2020年3月卒業予定の大学生・大学院生対象の求人倍率は全体で1・83倍、前年の1・88倍に比べ0・05ポイント下落したものの依然として高水準を維持しており、その傾向は収まる気配を見せません。
大学のキャリアセンターは、この状況に諸手を挙げて喜んでいると思いきや、複雑な心境が見え隠れしています。某私大の担当者は「就職氷河期の頃に比べ、真剣に業界研究に向き合う学生がめっきり少なくなった。就職に対する意識が低下している」と嘆いていました。
それどころか、求人数の増加に比例して、早期退職者も増加傾向にあるといいます。

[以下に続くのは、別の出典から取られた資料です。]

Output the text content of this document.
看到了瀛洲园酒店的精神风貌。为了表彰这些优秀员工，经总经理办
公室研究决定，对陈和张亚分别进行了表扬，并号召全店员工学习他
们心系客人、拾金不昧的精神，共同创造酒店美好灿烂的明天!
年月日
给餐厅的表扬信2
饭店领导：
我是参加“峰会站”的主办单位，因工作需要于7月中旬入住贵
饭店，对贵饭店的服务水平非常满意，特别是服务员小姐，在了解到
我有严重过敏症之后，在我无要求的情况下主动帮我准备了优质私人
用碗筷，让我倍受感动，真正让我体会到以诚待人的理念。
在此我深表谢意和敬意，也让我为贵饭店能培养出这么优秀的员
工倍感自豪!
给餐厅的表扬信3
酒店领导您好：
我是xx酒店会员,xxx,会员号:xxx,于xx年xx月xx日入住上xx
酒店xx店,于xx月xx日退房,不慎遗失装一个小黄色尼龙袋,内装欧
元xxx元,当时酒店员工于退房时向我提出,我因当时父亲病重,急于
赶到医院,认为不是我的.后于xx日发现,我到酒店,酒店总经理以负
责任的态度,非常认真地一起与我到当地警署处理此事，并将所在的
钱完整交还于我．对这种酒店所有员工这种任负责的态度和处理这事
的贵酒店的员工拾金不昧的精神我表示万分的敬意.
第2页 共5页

昨今の大学4年生は一昔前に比べ、就活に費やす時間やお金に余裕がなく、就活を早く終えたいがため最初に内定が出た企業に就職を決める傾向が高く、職業選択時のミスマッチが離職率の高さに拍車をかけているようです。
冒頭の求人倍率に対し、従業員300人未満の求人倍率は8・62と極めて高く、こうした中で継続的に採用活動を行うのは並大抵なことではありません。
合同企業説明会への来場者数が軒並み減少する中、選ばれる企業としての情報発信力を高める工夫は不可欠と言えます。
一度は首都圏や大手企業に就職したものの、思惑と違い早期退職した第二新卒者へのUターン促進なども、採用氷河期の活路を開く契機になるのではないでしょうか。